Herbert Schernus (born 9 March 1927 – 15 March 1994) was a German choral conductor, the second music director of the Kölner Rundfunkchor from 1962 to 1989.

Schernus was born in Wießen, Kreis Heydekrug, now Vyžiai, Lithuania. He studied conducting and composition at the Musikhochschule Hamburg. He was a Kapellmeister at the Stadttheater Bremerhaven, then assistant for the NDR Sinfonieorchester and at the Hamburgische Staatsoper.

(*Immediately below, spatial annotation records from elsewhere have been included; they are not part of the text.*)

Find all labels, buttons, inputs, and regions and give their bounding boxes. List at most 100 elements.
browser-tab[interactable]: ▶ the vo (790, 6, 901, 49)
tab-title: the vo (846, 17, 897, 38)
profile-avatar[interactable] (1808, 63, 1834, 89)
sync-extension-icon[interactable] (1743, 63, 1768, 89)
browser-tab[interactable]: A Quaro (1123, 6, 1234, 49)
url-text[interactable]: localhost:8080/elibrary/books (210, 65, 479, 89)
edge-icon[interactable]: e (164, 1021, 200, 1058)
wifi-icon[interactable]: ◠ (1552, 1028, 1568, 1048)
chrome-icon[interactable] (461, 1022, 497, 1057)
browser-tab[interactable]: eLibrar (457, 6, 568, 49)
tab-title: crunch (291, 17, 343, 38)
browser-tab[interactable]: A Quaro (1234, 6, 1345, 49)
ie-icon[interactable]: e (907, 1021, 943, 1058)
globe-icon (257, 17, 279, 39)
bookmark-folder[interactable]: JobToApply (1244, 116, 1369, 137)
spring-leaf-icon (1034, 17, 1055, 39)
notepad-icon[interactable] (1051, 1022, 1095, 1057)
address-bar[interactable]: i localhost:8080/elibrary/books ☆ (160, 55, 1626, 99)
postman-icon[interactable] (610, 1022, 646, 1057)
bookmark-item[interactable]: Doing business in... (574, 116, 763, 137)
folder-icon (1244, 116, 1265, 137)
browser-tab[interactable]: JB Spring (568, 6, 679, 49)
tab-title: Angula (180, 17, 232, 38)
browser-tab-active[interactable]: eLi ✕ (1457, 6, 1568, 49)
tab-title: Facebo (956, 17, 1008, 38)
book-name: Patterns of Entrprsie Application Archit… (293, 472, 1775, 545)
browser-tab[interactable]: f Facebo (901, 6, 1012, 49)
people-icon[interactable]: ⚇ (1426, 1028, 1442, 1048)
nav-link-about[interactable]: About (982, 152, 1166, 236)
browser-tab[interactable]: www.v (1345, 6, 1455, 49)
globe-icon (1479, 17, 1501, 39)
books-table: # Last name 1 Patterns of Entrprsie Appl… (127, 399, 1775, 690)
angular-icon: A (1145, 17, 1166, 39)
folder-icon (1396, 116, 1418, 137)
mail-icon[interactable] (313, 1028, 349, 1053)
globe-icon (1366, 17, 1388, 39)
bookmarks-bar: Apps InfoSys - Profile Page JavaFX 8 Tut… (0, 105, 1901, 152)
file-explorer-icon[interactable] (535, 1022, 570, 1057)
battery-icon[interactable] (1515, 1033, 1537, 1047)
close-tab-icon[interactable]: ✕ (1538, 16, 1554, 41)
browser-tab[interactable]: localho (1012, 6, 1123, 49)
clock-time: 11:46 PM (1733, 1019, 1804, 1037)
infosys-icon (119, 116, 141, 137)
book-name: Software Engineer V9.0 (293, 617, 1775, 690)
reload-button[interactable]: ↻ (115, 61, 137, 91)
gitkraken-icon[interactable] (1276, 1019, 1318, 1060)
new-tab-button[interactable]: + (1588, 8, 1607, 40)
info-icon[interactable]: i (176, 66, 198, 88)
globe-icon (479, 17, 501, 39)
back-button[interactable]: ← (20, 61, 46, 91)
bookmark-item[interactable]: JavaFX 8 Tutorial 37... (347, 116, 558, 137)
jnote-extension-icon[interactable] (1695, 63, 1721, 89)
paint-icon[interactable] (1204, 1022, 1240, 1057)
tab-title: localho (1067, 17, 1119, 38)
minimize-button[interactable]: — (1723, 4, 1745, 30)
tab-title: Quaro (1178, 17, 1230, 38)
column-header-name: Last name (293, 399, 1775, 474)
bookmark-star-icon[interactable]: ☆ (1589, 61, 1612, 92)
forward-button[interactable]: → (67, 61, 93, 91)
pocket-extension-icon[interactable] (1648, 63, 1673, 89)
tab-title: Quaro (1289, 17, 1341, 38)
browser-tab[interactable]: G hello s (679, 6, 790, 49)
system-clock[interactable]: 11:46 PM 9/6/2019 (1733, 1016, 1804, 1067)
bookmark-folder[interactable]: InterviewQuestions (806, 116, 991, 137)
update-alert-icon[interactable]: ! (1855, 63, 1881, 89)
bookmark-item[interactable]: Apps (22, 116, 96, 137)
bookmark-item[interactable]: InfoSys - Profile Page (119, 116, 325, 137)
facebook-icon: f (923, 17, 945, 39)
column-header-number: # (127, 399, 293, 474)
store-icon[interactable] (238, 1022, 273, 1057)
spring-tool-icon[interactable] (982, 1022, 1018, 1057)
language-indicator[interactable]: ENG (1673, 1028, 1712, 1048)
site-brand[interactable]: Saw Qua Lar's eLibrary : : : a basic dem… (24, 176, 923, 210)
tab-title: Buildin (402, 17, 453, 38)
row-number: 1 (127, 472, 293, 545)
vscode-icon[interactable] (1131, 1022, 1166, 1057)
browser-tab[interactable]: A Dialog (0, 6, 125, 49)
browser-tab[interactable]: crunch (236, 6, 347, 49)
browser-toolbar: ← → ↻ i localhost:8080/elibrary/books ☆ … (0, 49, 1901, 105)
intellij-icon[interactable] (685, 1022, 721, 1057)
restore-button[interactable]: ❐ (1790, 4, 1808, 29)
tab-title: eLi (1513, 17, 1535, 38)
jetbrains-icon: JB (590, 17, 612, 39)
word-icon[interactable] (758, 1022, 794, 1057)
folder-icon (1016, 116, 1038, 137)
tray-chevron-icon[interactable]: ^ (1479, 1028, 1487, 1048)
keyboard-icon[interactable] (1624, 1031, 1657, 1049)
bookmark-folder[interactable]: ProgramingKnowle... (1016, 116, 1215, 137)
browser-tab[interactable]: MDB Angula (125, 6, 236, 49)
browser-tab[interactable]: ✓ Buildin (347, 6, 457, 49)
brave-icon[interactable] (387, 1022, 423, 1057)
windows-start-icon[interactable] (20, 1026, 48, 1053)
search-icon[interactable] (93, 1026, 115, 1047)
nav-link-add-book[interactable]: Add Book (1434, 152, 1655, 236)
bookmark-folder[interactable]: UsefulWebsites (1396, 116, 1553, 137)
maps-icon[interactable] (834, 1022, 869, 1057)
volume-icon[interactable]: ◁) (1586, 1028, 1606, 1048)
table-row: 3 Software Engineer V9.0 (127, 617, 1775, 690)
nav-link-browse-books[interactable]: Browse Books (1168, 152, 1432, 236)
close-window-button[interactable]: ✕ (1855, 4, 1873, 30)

In 1962, Schernus moved to the Westdeutscher Rundfunk (WDR) in Cologne. He focused on collaboration with contemporary composers whose works he prepared and conducted. Under his direction, numerous world premieres have been performed, which have established and consolidated the reputation of the Kölner Rundfunkchor nationally and internationally. He prepared them for recordings of classical music, especially contemporary music. Schernus died in Nideggen.